Funding (public data):

  • Programme: Digital Europe Programme
  • Total cost: €7.440.248
  • EU contribution: €4.999.898

AIDA | Artificial Intelligence Deployable Agent

AIDA (Artificial Intelligence Deployable Agent) aims to develop prototype AI-based cyber defence agents capable of autonomous and semi-autonomous actions across the cyber incident management lifecycle (detection, analysis, response, and support to operators). It’s a very direct “AI agents” use case, but in defence / cyber rather than enterprise productivity.

Funding (public data):

  • Programme: EDF
  • Estimated total cost: €32,453,332.28
  • Maximum EU contribution: €26,000,000.00

A crucial note before deploying AI agents: control, security, and compliance

For an agent to be useful in real environments, it’s not enough that it “works”. It must operate with boundaries:

  • Least-privilege permissions: access only what’s necessary.
  • Isolated environments: especially if the agent can use “computer use” or execute sensitive actions.
  • Traceability: logs, recorded decisions, source evidence.
  • Human review: for critical decisions (finance, legal, security, health).
  • Alignment with the European framework: classify the use case and meet transparency/obligations when applicable.

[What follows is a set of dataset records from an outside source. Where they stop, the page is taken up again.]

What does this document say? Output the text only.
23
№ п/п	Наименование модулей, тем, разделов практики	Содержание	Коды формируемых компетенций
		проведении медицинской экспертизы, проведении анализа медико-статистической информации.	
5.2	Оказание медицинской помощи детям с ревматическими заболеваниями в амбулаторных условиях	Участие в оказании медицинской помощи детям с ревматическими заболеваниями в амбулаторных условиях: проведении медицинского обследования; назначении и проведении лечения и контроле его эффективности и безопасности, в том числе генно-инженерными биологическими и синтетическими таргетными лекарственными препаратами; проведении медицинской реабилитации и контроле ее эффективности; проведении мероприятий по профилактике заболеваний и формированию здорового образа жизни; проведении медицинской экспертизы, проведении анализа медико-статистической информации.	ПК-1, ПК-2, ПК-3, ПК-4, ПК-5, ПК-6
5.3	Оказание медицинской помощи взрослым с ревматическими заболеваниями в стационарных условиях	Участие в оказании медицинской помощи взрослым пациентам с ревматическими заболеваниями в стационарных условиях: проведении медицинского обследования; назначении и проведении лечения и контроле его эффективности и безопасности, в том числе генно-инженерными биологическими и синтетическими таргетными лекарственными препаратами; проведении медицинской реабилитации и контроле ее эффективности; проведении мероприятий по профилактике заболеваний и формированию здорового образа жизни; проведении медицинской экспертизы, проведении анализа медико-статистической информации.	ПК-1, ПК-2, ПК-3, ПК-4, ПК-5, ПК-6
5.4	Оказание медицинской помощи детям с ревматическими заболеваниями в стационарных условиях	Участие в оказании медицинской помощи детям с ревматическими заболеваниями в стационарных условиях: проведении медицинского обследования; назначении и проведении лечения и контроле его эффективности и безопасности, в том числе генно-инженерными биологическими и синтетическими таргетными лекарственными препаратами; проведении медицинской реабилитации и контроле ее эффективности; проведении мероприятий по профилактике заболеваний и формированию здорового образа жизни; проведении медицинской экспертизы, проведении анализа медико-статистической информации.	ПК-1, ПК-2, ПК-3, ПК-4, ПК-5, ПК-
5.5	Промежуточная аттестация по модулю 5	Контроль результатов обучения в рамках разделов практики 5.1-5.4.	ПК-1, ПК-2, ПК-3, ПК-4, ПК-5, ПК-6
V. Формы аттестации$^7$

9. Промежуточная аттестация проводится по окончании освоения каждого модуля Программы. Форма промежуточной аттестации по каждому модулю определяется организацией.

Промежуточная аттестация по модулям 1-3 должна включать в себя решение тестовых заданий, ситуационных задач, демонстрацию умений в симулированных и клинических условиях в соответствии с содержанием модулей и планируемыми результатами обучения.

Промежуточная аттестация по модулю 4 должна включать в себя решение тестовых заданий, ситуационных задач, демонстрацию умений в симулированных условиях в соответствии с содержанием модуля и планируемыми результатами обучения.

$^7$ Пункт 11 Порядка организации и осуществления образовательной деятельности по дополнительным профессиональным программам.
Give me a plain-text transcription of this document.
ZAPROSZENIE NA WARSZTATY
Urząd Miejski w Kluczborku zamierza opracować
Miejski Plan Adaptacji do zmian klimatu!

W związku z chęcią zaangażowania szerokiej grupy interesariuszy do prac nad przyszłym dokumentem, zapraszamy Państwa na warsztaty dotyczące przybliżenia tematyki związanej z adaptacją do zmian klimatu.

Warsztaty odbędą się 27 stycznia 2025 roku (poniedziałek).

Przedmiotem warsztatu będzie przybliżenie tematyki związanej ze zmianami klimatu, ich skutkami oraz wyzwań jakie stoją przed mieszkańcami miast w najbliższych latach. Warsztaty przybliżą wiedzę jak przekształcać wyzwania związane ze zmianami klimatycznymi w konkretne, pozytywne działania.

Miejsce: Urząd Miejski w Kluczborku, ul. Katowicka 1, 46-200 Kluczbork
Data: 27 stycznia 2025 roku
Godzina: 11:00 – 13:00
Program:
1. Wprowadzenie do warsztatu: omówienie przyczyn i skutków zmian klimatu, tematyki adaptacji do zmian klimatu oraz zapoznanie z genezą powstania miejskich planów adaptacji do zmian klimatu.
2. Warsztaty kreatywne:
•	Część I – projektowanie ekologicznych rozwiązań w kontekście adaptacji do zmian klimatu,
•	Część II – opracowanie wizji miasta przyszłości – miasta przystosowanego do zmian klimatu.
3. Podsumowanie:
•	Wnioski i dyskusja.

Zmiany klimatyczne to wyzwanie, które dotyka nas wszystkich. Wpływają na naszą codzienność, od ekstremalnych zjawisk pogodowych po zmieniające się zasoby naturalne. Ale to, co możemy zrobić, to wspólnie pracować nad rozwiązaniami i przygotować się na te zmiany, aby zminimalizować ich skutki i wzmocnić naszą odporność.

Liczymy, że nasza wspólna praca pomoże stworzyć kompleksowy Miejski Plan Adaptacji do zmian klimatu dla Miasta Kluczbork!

AI agents aren’t a promise anymore—they’re a competitive advantage

AI agents mark the shift from AI as a “content tool” to AI as an “execution system”. That’s why they’re moving into the core of operations, product, and innovation.

In Europe, the opportunity is twofold: accelerate competitiveness while doing so with safeguards. The organisations that design agents with the right governance, security, and ambition-to-risk fit will lead in both projects and markets.